The Candy Canes
By: Gabriella Balcom
"Drop that!" Lynette snapped at her sister, who was nine.
Cara began unwrapping the candy cane instead, prompting the seventeen-year-old to knock it out of her hands. "Hey!" the younger girl protested. "I was going to eat it."
"Get away!" Lynette said to the woman who'd given Cara the treat, grimacing as if she'd tasted something vile. Bristles protruded from the warts on the old crone's face, and her clothes were tattered and dirty. "She's a nasty hag," the teenager told her sister. "Her candy would've made you sick."
"But I'm hungry," Cara complained. "You spent all the money Mom gave us for lunch on makeup."
"Quit whining." Lynette turned away to answer her cell, chattering a hundred miles a minute.
Cara stared longingly at the cane on the ground, which was covered in multi-colored swirls and shiny flecks. She'd never seen one like it, but bet it was delicious.
Edging closer, the old woman raised one gnarled finger to her lips and opened her other hand.
Seeing the candy canes she held, Cara's eyes widened.
The woman placed them in the girl's hand, winked, then hobbled away.
Cara stuffed them in her purse with a giggle.
When the sisters got home, Cara darted into a bathroom and fished a candy cane out of her purse. She turned it every which way, admiring the colors and how it gleamed before eating it. It tasted so amazing. She had another gone within seconds.
At supper, she stuffed herself with dinner and pie. Still craving sweets, she went to her room to enjoy another cane from her secret stash. She hung the three that remained on the Christmas spruce tree in the front room before heading to bed.
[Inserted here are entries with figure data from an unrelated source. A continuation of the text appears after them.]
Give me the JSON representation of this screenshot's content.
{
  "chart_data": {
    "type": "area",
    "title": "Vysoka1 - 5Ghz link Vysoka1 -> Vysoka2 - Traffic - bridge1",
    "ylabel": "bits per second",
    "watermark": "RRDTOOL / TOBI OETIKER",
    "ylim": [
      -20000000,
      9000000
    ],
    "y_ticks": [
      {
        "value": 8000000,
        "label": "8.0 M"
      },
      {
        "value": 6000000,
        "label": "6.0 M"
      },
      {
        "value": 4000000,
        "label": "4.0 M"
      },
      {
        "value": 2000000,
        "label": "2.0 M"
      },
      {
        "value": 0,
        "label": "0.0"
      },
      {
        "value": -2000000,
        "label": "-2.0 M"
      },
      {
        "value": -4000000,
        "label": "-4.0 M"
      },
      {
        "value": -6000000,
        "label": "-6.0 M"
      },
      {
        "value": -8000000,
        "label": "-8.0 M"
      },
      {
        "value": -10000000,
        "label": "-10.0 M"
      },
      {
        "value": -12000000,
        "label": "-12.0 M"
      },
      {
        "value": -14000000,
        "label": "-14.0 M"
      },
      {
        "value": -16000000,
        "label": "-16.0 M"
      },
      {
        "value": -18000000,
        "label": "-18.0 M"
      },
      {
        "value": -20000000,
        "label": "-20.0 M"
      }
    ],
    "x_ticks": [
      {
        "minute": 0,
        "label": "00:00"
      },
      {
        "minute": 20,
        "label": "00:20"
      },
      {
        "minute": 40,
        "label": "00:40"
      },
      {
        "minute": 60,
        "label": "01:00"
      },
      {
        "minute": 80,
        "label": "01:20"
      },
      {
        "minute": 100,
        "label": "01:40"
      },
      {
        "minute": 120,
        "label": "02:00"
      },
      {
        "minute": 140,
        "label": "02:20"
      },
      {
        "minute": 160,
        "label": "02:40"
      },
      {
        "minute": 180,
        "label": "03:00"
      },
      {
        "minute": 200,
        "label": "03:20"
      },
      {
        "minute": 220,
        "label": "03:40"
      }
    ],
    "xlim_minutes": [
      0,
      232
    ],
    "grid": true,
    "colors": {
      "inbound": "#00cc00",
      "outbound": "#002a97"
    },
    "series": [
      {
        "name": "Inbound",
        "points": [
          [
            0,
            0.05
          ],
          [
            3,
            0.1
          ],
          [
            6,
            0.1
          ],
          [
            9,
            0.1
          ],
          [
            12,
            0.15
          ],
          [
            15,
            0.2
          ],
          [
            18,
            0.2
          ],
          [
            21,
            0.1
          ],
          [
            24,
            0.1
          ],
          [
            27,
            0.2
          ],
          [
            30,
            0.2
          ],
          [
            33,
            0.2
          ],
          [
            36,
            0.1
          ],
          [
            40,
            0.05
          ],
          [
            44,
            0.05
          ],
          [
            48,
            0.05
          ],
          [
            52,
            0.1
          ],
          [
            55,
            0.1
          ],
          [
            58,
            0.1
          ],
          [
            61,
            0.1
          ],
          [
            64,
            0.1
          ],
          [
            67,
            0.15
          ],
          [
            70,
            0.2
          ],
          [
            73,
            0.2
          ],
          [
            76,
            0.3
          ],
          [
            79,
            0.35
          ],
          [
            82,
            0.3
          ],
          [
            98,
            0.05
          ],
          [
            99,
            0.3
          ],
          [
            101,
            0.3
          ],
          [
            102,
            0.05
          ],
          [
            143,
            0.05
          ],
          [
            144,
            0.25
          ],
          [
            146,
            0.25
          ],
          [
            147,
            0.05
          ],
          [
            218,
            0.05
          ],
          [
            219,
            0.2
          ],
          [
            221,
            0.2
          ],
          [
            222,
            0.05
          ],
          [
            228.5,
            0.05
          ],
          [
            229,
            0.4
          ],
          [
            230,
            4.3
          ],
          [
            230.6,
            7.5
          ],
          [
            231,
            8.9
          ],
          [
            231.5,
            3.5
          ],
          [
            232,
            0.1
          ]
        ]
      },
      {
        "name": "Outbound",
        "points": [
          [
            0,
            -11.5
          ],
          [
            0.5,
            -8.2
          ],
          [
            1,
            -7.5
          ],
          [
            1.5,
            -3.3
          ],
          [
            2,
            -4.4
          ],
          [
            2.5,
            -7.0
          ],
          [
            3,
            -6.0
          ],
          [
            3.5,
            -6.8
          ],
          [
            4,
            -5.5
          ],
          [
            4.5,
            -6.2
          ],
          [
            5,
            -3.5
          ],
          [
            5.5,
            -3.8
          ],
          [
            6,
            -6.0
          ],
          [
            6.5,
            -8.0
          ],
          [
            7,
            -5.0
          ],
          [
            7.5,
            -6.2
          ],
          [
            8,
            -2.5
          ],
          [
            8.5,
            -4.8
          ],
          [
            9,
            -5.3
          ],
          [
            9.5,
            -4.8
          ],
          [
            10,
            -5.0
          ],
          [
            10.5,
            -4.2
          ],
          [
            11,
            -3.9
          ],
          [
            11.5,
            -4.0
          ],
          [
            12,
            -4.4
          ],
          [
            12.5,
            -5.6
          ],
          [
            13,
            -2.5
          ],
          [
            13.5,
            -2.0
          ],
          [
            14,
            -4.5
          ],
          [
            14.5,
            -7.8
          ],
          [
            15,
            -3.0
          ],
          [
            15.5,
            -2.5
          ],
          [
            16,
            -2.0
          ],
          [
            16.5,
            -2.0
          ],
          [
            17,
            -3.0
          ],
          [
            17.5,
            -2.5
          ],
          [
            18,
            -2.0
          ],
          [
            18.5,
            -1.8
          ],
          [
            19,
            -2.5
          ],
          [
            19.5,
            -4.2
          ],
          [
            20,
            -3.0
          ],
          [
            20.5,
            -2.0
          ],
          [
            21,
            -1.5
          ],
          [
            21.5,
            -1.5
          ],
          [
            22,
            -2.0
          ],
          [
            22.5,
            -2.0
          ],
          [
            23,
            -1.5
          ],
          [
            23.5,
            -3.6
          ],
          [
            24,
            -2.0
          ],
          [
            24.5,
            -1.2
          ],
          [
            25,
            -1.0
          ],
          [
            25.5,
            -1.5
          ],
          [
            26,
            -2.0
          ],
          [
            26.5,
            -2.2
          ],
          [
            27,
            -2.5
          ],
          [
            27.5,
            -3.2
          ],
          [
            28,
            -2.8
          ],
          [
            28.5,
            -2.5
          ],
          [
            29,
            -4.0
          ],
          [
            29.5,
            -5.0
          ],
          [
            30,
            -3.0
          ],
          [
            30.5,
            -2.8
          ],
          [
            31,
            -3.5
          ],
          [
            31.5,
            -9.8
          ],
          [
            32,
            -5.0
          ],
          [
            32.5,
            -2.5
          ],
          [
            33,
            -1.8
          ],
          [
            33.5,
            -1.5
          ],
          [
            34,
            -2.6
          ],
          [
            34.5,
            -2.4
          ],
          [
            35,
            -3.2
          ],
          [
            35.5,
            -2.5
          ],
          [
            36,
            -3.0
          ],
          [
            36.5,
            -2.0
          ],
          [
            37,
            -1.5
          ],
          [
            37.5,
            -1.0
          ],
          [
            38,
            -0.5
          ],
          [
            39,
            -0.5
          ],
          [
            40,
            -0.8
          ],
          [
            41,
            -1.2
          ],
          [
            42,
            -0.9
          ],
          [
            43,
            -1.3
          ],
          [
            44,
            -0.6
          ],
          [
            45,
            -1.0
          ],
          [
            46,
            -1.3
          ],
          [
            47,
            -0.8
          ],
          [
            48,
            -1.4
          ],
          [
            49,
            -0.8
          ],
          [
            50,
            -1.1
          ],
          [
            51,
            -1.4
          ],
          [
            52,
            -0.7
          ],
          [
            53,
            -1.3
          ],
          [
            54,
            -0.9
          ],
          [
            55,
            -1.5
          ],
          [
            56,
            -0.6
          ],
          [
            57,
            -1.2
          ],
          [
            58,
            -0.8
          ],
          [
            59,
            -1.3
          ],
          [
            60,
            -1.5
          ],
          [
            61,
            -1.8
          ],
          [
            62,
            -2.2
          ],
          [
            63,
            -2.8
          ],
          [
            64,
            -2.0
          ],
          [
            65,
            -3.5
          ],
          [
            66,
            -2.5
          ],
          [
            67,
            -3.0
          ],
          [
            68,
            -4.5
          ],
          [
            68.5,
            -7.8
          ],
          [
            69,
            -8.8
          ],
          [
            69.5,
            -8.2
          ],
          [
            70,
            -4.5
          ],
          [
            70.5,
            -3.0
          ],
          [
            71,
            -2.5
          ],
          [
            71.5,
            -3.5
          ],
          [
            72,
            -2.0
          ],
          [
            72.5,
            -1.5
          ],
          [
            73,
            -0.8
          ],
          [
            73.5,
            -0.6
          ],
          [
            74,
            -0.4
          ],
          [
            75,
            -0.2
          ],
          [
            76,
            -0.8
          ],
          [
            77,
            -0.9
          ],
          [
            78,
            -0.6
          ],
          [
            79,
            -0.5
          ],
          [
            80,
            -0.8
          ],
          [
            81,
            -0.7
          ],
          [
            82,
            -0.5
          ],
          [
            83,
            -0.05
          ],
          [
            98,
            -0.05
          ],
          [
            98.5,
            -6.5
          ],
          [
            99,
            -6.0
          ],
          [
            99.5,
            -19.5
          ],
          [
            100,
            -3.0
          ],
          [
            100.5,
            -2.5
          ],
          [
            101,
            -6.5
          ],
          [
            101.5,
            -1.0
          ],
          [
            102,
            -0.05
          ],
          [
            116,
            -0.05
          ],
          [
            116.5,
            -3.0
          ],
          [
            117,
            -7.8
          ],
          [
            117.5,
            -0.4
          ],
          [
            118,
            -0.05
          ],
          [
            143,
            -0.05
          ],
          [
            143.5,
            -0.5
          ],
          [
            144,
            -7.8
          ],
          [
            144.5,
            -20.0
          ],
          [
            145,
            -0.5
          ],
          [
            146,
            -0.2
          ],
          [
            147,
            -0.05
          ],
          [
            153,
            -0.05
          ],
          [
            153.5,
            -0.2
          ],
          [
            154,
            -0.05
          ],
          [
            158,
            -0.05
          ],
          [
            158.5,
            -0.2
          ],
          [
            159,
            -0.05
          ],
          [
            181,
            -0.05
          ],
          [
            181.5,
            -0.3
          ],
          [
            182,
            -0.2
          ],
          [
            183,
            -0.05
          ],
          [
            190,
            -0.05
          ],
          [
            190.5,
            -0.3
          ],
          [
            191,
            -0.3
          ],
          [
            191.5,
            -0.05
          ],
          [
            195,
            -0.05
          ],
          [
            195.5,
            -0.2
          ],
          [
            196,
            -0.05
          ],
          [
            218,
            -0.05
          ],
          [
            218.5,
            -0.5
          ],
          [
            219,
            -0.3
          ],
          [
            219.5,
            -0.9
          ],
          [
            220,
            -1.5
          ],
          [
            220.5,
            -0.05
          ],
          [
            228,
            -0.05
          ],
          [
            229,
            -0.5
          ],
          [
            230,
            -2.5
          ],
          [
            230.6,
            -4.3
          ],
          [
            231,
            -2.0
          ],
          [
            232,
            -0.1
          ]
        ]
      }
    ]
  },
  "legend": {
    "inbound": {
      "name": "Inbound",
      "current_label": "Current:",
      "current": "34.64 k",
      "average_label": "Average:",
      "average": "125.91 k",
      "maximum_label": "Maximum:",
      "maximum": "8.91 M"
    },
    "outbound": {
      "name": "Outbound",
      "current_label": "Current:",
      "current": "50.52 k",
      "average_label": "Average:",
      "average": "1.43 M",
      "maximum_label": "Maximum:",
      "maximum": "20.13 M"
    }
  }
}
Hours later, the lights on the tree went out.
Dorrie, the family's calico cat, raised her head from where she'd been napping on the carpet, sniffed, and padded toward the spruce. Batting the lower ornaments, she knocked two down before squeezing between presents, leaving the tip of her tail sticking out.
A candy cane fell to the floor with a thump, and the cat hissed, whirling around. She slunk toward it, tapping it with a paw. The treat suddenly moved, and Dorrie somersaulted backward through the air, fleeing down the hall.
One of the shiny flecks on the cane twisted open. Something slender extended from the tiny hole, then a second thing, and another. A spider hoisted itself out, its eyes glowing green. More spiders appeared, and the other two canes fell to the floor beside the first.
The carpet became a dark, flowing stream as dozens and dozens of arachnids scurried across the room and up the stairs. Crawling under Cara's door, they surrounded her bed. One raised a leg, pointing upward, and cookies appeared beside the child. Other spiders raised their appendages, and chocolates and other goodies materialized.
The arachnids left, passing her parents' door and entering Lynette's bedroom. They swarmed her, crawling into her nose and ears. She woke, shrieking and flailing around, but the spiders poured into her mouth, choking her cries. Her eyes rolled back in their sockets until only white showed.
For a few moments, she lay motionless. Then her eyes opened, glowing green.